Monday, December 12, 2011

Myth Busting Monday – The morning after pill is a ‘DIY abortion’

Every Monday EFC busts myths and take names, cutting through the misinformation, disinformation, and straight up nonsense to bring you the facts.

In yesterday's Daily Mail, Peter Hitchens frothed;

'There is no better symbol of the squalid New Britain than the choice of Christmas to make the ‘morning-after pill’ easier to get. Now this do-it-yourself abortion for people who are not just feckless but incompetent too is to be given out by post, in advance (surely it should be renamed the ‘night-before’ pill, in that case?). Under-age girls will easily be able to get it. Like all such measures, it will be followed by more under-age sex and more abortions. And nobody will make the connection.'

We are getting sick and tired of national newspapers (and in this case, well known journalists!) touting the myth that taking emergency hormonal contraception (aka the morning after pill) is an abortion. We’ve posted about this myth in the past but it just doesn’t seem to go away. In fact, the Telegraph are guilty of posting similar just last week.

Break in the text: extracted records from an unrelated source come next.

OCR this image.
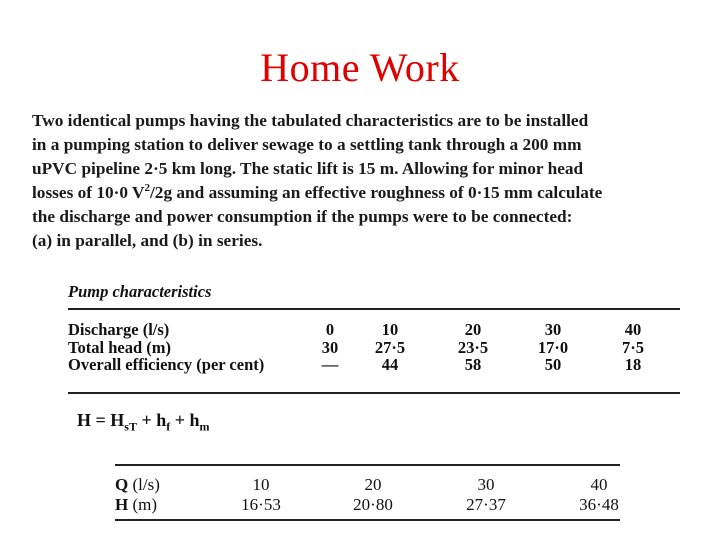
Home Work
Two identical pumps having the tabulated characteristics are to be installed
in a pumping station to deliver sewage to a settling tank through a 200 mm
uPVC pipeline 2·5 km long. The static lift is 15 m. Allowing for minor head
losses of 10·0 $V^2/2g$ and assuming an effective roughness of 0·15 mm calculate
the discharge and power consumption if the pumps were to be connected:
(a) in parallel, and (b) in series.
Pump characteristics
Discharge (l/s)	0	10	20	30	40
Total head (m)	30	27·5	23·5	17·0	7·5
Overall efficiency (per cent)	—	44	58	50	18
$H = H_{sT} + h_f + h_m$
Q (l/s)	10	20	30	40
H (m)	16·53	20·80	27·37	36·48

For some, there is a belief that pregnancy begins at fertilisation, when the sperm meets the egg. So yes, those people may well consider the taking of contraception which can act to prevent implantation of the fertilised egg as ending a pregnancy, akin to an abortion. However, what is rarely made clear in such missives against accessible contraception is that this is a belief. Legally and medically, pregnancy begins following implantation of the fertilised egg meaning that abortion and contraception are different things.

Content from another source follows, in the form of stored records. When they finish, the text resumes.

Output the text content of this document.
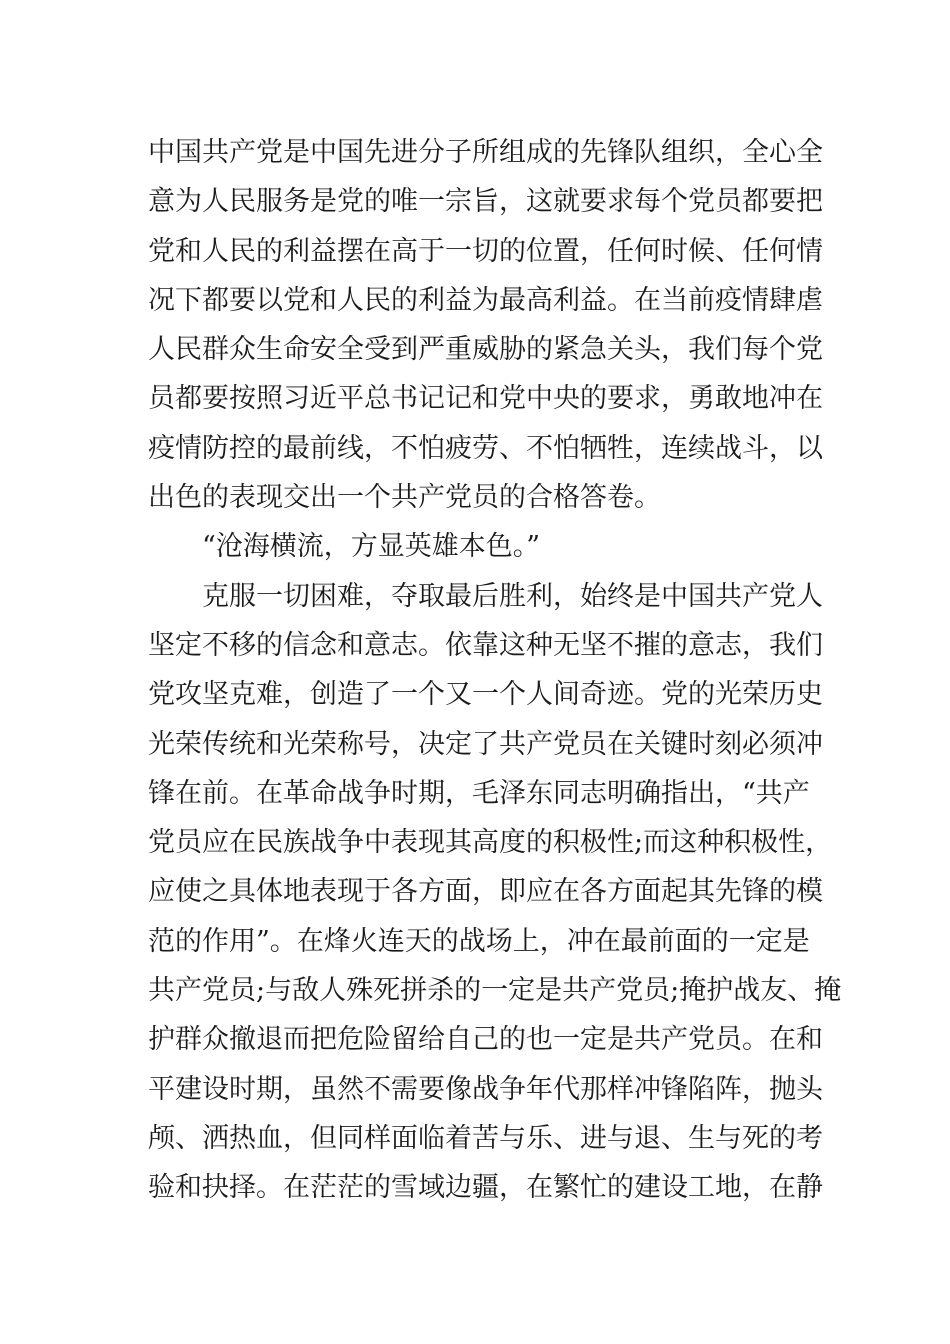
中国共产党是中国先进分子所组成的先锋队组织，全心全
意为人民服务是党的唯一宗旨，这就要求每个党员都要把
党和人民的利益摆在高于一切的位置，任何时候、任何情
况下都要以党和人民的利益为最高利益。在当前疫情肆虐
人民群众生命安全受到严重威胁的紧急关头，我们每个党
员都要按照习近平总书记记和党中央的要求，勇敢地冲在
疫情防控的最前线，不怕疲劳、不怕牺牲，连续战斗，以
出色的表现交出一个共产党员的合格答卷。
“沧海横流，方显英雄本色。”
克服一切困难，夺取最后胜利，始终是中国共产党人
坚定不移的信念和意志。依靠这种无坚不摧的意志，我们
党攻坚克难，创造了一个又一个人间奇迹。党的光荣历史
光荣传统和光荣称号，决定了共产党员在关键时刻必须冲
锋在前。在革命战争时期，毛泽东同志明确指出，“共产
党员应在民族战争中表现其高度的积极性;而这种积极性，
应使之具体地表现于各方面，即应在各方面起其先锋的模
范的作用”。在烽火连天的战场上，冲在最前面的一定是
共产党员;与敌人殊死拼杀的一定是共产党员;掩护战友、掩
护群众撤退而把危险留给自己的也一定是共产党员。在和
平建设时期，虽然不需要像战争年代那样冲锋陷阵，抛头
颅、洒热血，但同样面临着苦与乐、进与退、生与死的考
验和抉择。在茫茫的雪域边疆，在繁忙的建设工地，在静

From the British Medical Association’s ‘Abortion Time Limits’ paper:

What is abortion?
The term 'abortion' is used throughout this paper to refer to the induced termination of an established pregnancy (i.e. after implantation). It does not include the use of emergency hormonal contraception which the High Court has confirmed is not an abortifacient. All current methods of emergency contraception work prior to implantation and therefore are not abortifacients.’